Murray making this leap would also solve some looming problems facing the Nuggets going forward. With Jokic and Murray locked into max contracts for the foreseeable future, there are few avenues for the Nuggets to get significantly better outside of making a trade. One of those avenues is Michael Porter Jr. making a leap. Another is Jamal Murray growing into his role as de facto second option with the ability to win playoff games for the Nuggets on any given night. Murray proved he could at least match up with Lillard and McCollum in the playoffs last year.

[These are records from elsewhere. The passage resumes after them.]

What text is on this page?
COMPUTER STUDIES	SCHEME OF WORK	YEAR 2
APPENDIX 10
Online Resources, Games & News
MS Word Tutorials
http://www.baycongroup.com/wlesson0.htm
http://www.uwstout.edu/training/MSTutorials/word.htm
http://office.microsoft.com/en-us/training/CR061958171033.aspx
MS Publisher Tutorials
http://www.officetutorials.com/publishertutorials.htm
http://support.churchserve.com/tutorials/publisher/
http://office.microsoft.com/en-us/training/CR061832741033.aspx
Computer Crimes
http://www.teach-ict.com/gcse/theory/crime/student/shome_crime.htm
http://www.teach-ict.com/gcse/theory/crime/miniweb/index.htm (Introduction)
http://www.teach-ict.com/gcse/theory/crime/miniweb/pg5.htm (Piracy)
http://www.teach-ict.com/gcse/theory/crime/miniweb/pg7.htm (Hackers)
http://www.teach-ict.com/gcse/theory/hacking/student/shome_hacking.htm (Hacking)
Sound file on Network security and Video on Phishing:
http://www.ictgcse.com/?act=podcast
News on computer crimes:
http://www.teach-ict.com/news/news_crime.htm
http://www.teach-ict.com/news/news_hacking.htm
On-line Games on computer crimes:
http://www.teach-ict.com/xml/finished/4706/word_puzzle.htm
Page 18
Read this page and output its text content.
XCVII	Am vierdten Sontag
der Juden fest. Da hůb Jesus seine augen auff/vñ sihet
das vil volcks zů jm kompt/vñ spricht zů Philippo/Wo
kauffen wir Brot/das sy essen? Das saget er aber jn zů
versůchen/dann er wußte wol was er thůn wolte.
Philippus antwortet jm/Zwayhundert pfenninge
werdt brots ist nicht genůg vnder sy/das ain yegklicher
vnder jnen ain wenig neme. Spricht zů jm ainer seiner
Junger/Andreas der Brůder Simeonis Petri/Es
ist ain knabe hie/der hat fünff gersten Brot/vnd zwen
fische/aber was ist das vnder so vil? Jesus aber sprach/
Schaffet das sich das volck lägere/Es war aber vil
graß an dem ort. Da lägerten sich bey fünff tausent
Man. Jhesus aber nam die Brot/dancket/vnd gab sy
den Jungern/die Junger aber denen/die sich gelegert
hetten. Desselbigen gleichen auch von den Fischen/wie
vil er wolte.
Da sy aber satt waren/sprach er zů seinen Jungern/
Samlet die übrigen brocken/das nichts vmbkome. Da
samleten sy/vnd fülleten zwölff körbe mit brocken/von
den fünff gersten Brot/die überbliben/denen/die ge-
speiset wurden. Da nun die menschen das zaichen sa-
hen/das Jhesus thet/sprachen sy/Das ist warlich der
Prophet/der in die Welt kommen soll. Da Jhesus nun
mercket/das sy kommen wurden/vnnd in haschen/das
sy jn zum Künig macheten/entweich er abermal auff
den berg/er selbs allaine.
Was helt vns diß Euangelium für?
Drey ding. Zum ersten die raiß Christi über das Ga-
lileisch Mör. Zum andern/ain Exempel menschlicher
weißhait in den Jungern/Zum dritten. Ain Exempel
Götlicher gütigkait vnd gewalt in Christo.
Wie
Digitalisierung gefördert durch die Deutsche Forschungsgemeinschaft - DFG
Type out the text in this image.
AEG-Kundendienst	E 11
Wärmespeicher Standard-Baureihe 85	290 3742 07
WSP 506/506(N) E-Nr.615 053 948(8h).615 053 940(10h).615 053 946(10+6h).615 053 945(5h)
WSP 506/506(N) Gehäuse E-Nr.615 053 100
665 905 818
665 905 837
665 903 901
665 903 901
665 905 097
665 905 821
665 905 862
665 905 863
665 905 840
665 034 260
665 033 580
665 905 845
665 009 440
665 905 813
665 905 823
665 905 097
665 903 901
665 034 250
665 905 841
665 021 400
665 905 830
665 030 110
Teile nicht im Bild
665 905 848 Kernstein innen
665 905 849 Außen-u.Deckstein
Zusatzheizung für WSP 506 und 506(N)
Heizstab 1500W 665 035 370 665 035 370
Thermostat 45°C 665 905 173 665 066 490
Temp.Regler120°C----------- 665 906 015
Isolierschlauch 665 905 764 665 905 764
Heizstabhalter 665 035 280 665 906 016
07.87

Proving himself again in the playoffs this year would go a long way and give the Nuggets added confidence to let Murray develop rather than making a shortsighted trade.
If the playoffs do end up happening, the Nuggets will need to be ready. Everything will be very weird, but in the end, it’s still basketball. The above questions are perhaps the three most important for Denver’s title hopes in the short and long term. There is a lot of pressure on Porter Jr. to be impactful in bizarre circumstances. There’s a lot of pressure on Harris and Barton defensively to match up with the likes of James, Leonard, George, Doncic, and James Harden and limit those superstars enough for Denver to win a playoff series.
But the most pressure is on Murray. He wanted to be one of the greats, and it’s nearly time to hold him to the highest standard. If he wants to be an elite scorer and playmaker in this league, the playoffs are the best stage to prove his chops and justify Denver’s belief in him as a player.
Can the Nuggets handle it? We are about to find out.